Mosaic patterns of Cre recombination. (A–C) Six-week-old Fabpl^{−596 to +21}Cre/R26R mice. (A) X-Gal- and NFR-stained section from the proximal third of the small intestine. Crypts (e.g., arrows) are monophenotypic: they contain a wholly LacZ+ or LacZ− population of epithelial cells. (B) X-Gal-stained whole mount of proximal small intestine showing striped villi (e.g., arrow). (C) Rare crypts contain segregated cohorts of LacZ+ and LacZ− cells that extend to adjacent villi (arrows and arrowheads point to members of the goblet cell and enterocytic lineages, respectively).

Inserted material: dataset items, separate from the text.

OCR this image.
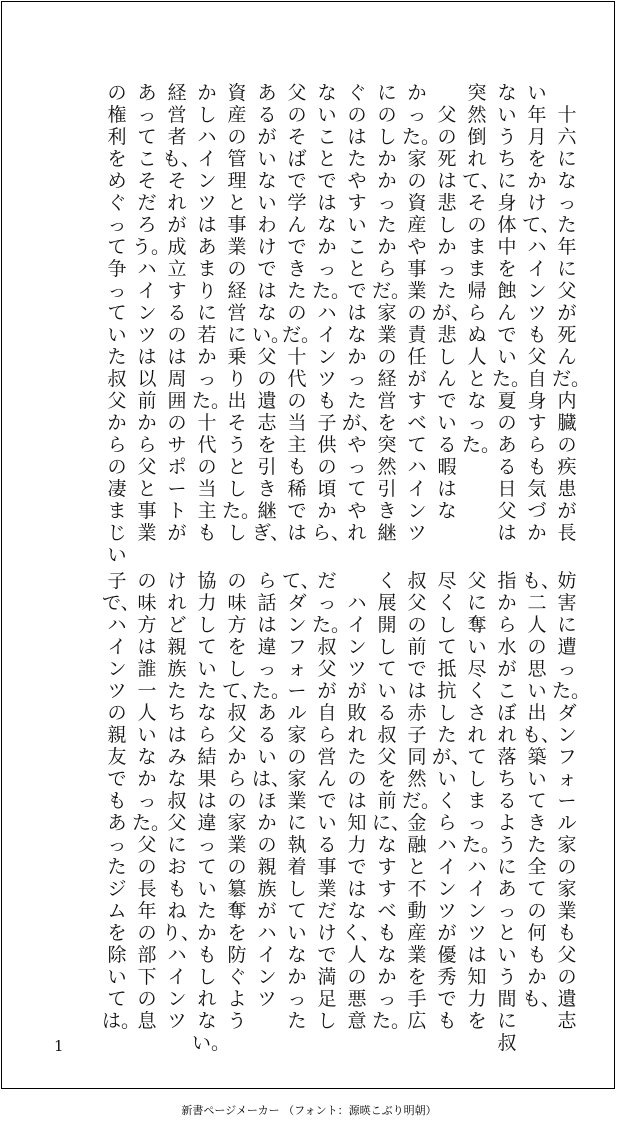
　十六になった年に父が死んだ。内臓の疾患が長
い年月をかけて、ハインツも父自身すらも気づか
ないうちに身体中を蝕んでいた。夏のある日父は
突然倒れて、そのまま帰らぬ人となった。
　父の死は悲しかったが、悲しんでいる暇はな
かった。家の資産や事業の責任がすべてハインツ
にのしかかったからだ。家業の経営を突然引き継
ぐのはたやすいことではなかったが、やってやれ
ないことではなかった。ハインツも子供の頃から、
父のそばで学んできたのだ。十代の当主も稀では
あるがいないわけではない。父の遺志を引き継ぎ、
資産の管理と事業の経営に乗り出そうとした。し
かしハインツはあまりに若かった。十代の当主も
経営者も、それが成立するのは周囲のサポートが
あってこそだろう。ハインツは以前から父と事業
の権利をめぐって争っていた叔父からの凄まじい
妨害に遭った。ダンフォール家の家業も父の遺志
も、二人の思い出も、築いてきた全ての何もかも、
指から水がこぼれ落ちるようにあっという間に叔
父に奪い尽くされてしまった。ハインツは知力を
尽くして抵抗したが、いくらハインツが優秀でも
叔父の前では赤子同然だ。金融と不動産業を手広
く展開している叔父を前に、なすすべもなかった。
　ハインツが敗れたのは知力ではなく、人の悪意
だった。叔父が自ら営んでいる事業だけで満足し
て、ダンフォール家の家業に執着していなかった
ら話は違った。あるいは、ほかの親族がハインツ
の味方をして、叔父からの家業の簒奪を防ぐよう
協力していたなら結果は違っていたかもしれない。
けれど親族たちはみな叔父におもねり、ハインツ
の味方は誰一人いなかった。父の長年の部下の息
子で、ハインツの親友でもあったジムを除いては。
1
新書ページメーカー （フォント：源暎こぶり明朝）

We refer to crypts with this distinct sidedness as having a Cheron phenotype, after the protagonists Lokai and Bele in the StarTrek episode “Let that be your last battlefield.” (D and E) X-Gal-stained sections from the proximal colon of 6-week-old Fabpl^{4X at −132}Cre/R26R mice. (D) Monophenotypic crypts. (E) A small fraction of crypts exhibit a distinctive pattern of segregation of LacZ+ cells to their base. (Bar in B = 1.08 mm; elsewhere, 25 μm.)

Figure 3

Doxycycline-inducible Cre recombination. (A and B) Proximal small intestines from Fabpl^{4X at −132}rtTA/tetO-Cre/R26R mice analyzed 20 d and 80 d after cessation of doxycycline treatment. Insets show that monophenotypic LacZ+ crypts are present in each case. (C) Ceca from mice killed 20 d and 80 d after treatment. (Bars in A and B = 1.08 mm; C = 0.55 mm; Insets = 25 μm.)

Figure 4

Navigated-LCM. (A) Montage of captured electronic images of an X-Gal- and NFR-stained section of terminal ileum from a Fabpl^{4X at −132}Cre/R26R mouse. (B–E) LCM of a cluster of neighboring monophenotypic LacZ+ and LacZ− crypts: (B) electronic image template; (C) adjacent NFR-stained section targeted for LCM; (D) removal of crypts; (E) captured crypts.

Figure 5

PCR genotyping and RT-PCR profiling of gene expression in juxtaposed LacZ+ and LacZ− crypt epithelial cells recovered by navigated-LCM. (A) R26R genotyping. Primers 1,2 were used to detect the intact locus, primers 1,3, the recombined locus. DNA from monophenotypic LacZ+ crypts yield a 525-bp PCR product from the recombined R26R locus (Left) and no detectable 250-bp product from the intact locus (Right). (B) PCR of cDNA showing that the FabplCre mRNA transcript is detectable only in LacZ+ crypts, whereas E-cadherin mRNA is present in both LacZ+ and LacZ− crypts.

Figure 6

Comparison of the integrity of mRNA isolated after navigated-LCM and immuno-LCM. (A) Real-time RT-PCR. Each cDNA was prepared by using oligo(dT) and RNA from ≈20,000 LCM ileal villus epithelial cells. After 40 cycles of PCR with primers that recognize sequences from the 5′ end of E-cadherin, reaction products were resolved by agarose gel electrophoresis. (B) Effects of navigated (n)- and immuno (i)-LCM protocols on levels of various RNA species. Oligo(dT)-primed cDNA was generated from equivalent number of ileal cells that had no antibody exposure (zero time point; n-LCM conditions) or had been subjected to i-LCM conditions. Real-time RT-PCR used aliquots of cDNA representing ≈200 crypt-villus units and primers directed to regions derived from the 5′ ends of all RNAs surveyed. (C) Real-time RT-PCR assays of Apc mRNA integrity in RNA prepared from intact ileum and from cells scraped from ileal sections subjected to n-LCM or i-LCM conditions. See text for definition of the integrity index.